Files
harmony/ROADMAP/08-ha-okd-production.md
Jean-Gabriel Gill-Couture 6c664e9f34 docs(roadmap): add phases 7-8 for OPNsense and HA OKD production
Add Phase 7 (OPNsense & Bare-Metal Network Automation) tracking current
progress on OPNsense Scores, codegen, and Brocade integration. Details
the UpdateHostScore requirement and HostNetworkConfigurationScore rework
needed for LAGG LACP 802.3ad.

Add Phase 8 (HA OKD Production Deployment) describing the target
architecture with LAGG/CARP/multi-WAN/BINAT and validation checklist.
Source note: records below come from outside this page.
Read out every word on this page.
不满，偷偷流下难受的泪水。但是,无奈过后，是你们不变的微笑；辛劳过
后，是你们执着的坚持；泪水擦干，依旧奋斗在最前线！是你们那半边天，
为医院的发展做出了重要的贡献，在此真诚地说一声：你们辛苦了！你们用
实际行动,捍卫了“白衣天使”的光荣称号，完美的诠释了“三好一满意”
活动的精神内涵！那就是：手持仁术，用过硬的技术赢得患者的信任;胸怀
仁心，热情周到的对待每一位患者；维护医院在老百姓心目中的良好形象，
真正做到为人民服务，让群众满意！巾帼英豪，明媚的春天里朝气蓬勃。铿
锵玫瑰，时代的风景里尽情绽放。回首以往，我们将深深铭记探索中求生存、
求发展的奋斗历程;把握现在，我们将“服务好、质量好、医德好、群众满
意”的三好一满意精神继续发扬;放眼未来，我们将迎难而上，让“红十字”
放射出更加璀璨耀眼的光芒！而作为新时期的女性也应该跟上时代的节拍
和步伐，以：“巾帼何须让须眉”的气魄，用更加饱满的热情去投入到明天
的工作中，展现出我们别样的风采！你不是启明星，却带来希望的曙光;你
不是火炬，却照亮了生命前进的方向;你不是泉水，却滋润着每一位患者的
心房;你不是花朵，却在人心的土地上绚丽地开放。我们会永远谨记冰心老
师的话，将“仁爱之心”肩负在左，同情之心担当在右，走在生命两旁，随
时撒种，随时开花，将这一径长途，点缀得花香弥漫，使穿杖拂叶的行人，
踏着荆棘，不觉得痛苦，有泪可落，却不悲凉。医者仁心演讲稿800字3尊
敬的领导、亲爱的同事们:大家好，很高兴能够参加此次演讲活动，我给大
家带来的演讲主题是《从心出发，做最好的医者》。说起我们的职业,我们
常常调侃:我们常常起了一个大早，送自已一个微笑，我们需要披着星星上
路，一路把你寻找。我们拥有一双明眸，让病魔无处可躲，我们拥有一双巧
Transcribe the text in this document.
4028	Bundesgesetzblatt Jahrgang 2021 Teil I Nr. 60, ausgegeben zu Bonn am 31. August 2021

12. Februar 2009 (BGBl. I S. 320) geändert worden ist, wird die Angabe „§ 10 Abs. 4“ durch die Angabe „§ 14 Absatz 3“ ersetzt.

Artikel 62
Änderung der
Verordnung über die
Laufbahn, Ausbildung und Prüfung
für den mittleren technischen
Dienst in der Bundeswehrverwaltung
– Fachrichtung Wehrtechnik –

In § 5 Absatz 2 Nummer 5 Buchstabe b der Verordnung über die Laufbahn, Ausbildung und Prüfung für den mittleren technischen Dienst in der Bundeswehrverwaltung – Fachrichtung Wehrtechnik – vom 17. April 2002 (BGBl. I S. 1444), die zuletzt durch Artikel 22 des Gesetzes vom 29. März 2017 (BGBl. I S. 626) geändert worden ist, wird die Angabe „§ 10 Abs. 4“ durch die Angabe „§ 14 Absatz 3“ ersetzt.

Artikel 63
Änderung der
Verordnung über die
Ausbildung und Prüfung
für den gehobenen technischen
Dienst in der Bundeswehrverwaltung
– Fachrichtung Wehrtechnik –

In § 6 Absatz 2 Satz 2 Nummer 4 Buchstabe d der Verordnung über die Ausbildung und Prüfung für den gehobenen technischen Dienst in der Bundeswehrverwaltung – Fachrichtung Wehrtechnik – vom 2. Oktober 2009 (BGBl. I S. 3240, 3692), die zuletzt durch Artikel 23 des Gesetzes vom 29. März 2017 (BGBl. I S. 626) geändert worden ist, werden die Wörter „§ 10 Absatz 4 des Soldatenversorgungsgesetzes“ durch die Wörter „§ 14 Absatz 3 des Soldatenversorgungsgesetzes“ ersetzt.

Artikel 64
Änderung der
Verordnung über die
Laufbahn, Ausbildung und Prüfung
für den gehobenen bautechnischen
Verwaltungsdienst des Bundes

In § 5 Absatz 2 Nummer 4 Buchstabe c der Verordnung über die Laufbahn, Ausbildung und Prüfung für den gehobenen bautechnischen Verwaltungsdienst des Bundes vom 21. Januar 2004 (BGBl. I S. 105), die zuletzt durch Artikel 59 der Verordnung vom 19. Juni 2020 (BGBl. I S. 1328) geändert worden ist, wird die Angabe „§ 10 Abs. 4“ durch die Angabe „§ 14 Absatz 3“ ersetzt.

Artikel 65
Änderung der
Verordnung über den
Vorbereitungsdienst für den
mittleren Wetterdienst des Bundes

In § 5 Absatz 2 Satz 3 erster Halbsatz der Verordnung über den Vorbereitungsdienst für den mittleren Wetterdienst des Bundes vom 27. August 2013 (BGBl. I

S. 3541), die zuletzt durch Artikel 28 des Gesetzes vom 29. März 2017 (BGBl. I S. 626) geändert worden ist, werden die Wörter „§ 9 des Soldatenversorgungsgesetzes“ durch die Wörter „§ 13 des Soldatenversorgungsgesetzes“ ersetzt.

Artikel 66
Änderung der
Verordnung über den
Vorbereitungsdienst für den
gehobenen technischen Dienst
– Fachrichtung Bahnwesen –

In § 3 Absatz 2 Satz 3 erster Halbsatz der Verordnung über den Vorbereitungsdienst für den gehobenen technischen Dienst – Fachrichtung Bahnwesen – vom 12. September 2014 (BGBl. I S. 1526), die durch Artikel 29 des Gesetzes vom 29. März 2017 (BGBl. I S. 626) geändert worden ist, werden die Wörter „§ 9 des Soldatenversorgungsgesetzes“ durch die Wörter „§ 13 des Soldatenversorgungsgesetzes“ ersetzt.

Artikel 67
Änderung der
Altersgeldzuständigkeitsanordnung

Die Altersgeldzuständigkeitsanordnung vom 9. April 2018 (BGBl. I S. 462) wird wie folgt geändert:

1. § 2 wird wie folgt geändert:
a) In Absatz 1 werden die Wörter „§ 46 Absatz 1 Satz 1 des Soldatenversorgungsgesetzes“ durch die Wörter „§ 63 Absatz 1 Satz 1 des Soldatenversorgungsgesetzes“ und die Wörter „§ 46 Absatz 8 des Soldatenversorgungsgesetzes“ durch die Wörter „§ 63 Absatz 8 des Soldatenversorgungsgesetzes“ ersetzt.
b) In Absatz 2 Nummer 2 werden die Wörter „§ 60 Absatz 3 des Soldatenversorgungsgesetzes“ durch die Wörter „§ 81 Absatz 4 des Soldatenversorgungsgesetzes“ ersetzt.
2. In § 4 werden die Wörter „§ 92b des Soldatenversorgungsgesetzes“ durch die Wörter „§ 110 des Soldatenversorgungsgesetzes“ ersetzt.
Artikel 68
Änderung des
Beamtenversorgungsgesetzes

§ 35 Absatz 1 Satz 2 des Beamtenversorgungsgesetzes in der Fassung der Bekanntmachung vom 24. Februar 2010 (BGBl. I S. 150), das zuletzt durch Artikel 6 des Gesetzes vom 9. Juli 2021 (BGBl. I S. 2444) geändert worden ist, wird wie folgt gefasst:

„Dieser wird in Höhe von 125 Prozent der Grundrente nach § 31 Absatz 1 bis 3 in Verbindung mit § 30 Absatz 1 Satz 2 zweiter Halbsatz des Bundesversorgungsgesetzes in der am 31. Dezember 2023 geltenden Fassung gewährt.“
Update current state section to reflect opnsense-codegen branch progress.
2026-03-25 23:20:35 -04:00

57 lines
2.3 KiB
Markdown

# Phase 8: HA OKD Production Deployment
## Goal
Deploy a production HAClusterTopology OKD cluster in UPI mode with full LAGG LACP 802.3ad, CARP VIP, multi-WAN, and BINAT for customer traffic — entirely automated through Harmony Scores.
## Status: Not Started
## Prerequisites
- Phase 7 (OPNsense & Bare-Metal) substantially complete
- Brocade branch merged and adapted
- UpdateHostScore implemented and tested
## Deployment Stack
### Network Layer (OPNsense)
- **LAGG interfaces** (802.3ad LACP) for all cluster hosts — redundant links via LaggScore
- **CARP VIPs** for high availability — failover IPs via VipScore
- **Multi-WAN** configuration — multiple uplinks with gateway groups
- **BINAT** for customer-facing IPs — 1:1 NAT via BinatScore
- **Firewall rules** per-customer with proper source/dest filtering via FirewallRuleScore
- **Outbound NAT** for cluster egress via OutboundNatScore
### Switch Layer (Brocade)
- **VLAN** per network segment (management, cluster, customer, storage)
- **Port-channels** (LACP) matching OPNsense LAGG interfaces
- **Interface speed** configuration for 10G/40G links
### Host Layer
- **PXE boot** via UpdateHostScore (MAC → DHCP → TFTP → iPXE → SCOS)
- **Network bonds** (LACP) via reworked HostNetworkConfigurationScore
- **NMState** for persistent bond configuration on OpenShift nodes
### Cluster Layer
- OKD UPI installation via existing OKDSetup01-04 Scores
- HAProxy load balancer for API and ingress via LoadBalancerScore
- DNS via OKDDnsScore
- Monitoring via NodeExporterScore + Prometheus stack
## New Scores Needed
1. **UpdateHostScore** — Update MAC in DHCP, configure PXE boot, prepare host network for LAGG LACP
2. **MultiWanScore** — Configure OPNsense gateway groups for multi-WAN failover
3. **CustomerBinatScore** (optional) — Higher-level Score combining BinatScore + FirewallRuleScore + DnatScore per customer
## Validation Checklist
- [ ] All hosts PXE boot successfully after MAC update
- [ ] LAGG/LACP active on all host links (verify via `teamdctl` or `nmcli`)
- [ ] CARP VIPs fail over within expected time window
- [ ] BINAT customers reachable from external networks
- [ ] Multi-WAN failover tested (pull one uplink, verify traffic shifts)
- [ ] Full OKD installation completes end-to-end
- [ ] Cluster API accessible via CARP VIP
- [ ] Customer workloads routable via BINAT